BACAMALANG.COM — Ancaman kebakaran hutan dan lahan (karhutla) di tengah kondisi vegetasi yang mengering menjadi perhatian serius Polres Malang. Bersama Perhutani dan sejumlah elemen masyarakat, polisi memasang belasan banner berisi imbauan pencegahan karhutla di kawasan BKPH Sengguruh, Kecamatan Bantur, Senin (7/9/2026).
Banner tersebut dipasang di sejumlah titik yang dinilai strategis dan banyak dilalui warga maupun wisatawan. Pesan utamanya sederhana, namun penting: masyarakat diminta tidak sembarangan menyalakan api di sekitar kawasan hutan.
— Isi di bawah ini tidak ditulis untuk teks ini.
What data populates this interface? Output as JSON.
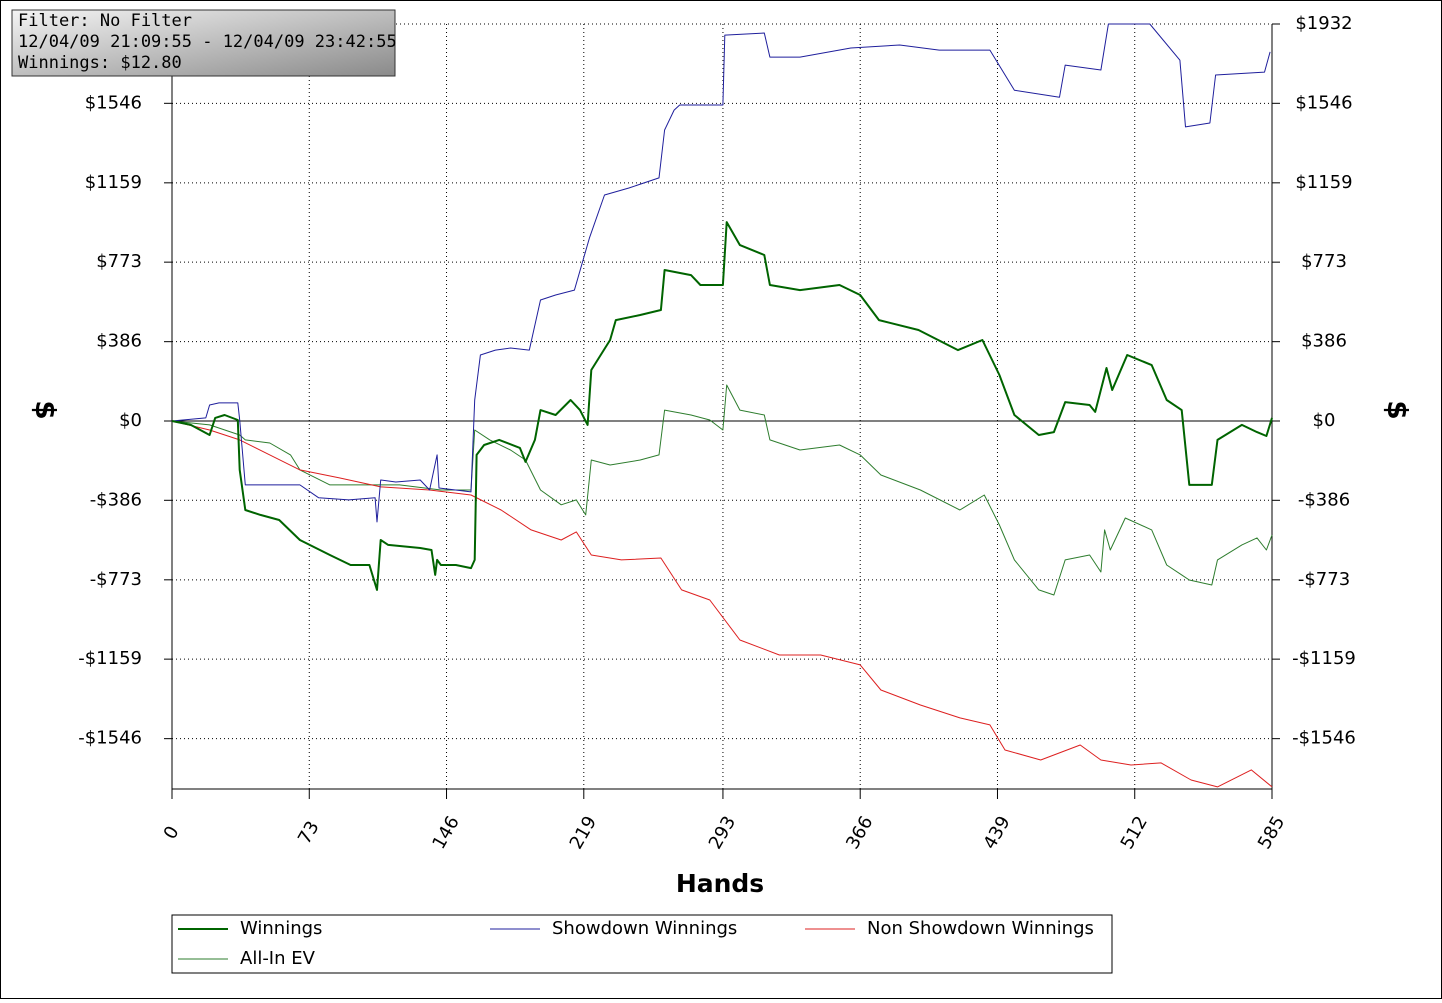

Kasi Humas Polres Malang AKP M Budiono mengatakan, langkah pencegahan dilakukan untuk mengantisipasi munculnya titik api sejak dini. Terlebih, kondisi serasah berupa daun dan ranting kering saat musim kemarau membuat api lebih mudah menjalar.
“Harapannya warga maupun orang yang melintas di jalan sekitar kawasan hutan semakin memahami bahwa membakar hutan dan lahan, baik sengaja maupun tidak, dapat memicu kebakaran yang dampaknya bisa meluas,” ujar Budiono, Selasa (8/9/2026).
Menurutnya, pencegahan tidak cukup hanya dengan memasang papan atau banner peringatan. Petugas juga melakukan sosialisasi secara langsung kepada masyarakat yang tinggal di sekitar kawasan hutan.
Warga diingatkan untuk tidak menggunakan api sebagai cara membuka lahan. Jika menemukan kepulan asap atau titik api, masyarakat diminta segera melaporkannya kepada petugas agar dapat ditangani sebelum api membesar.
“Menjaga hutan adalah tanggung jawab bersama, bukan hanya aparat. Informasi sekecil apa pun mengenai potensi karhutla sangat membantu agar penanganan bisa dilakukan dengan cepat,” tegasnya.
Upaya tersebut diharapkan dapat meningkatkan kesadaran masyarakat sekaligus menekan risiko terjadinya kebakaran hutan dan lahan selama musim kemarau.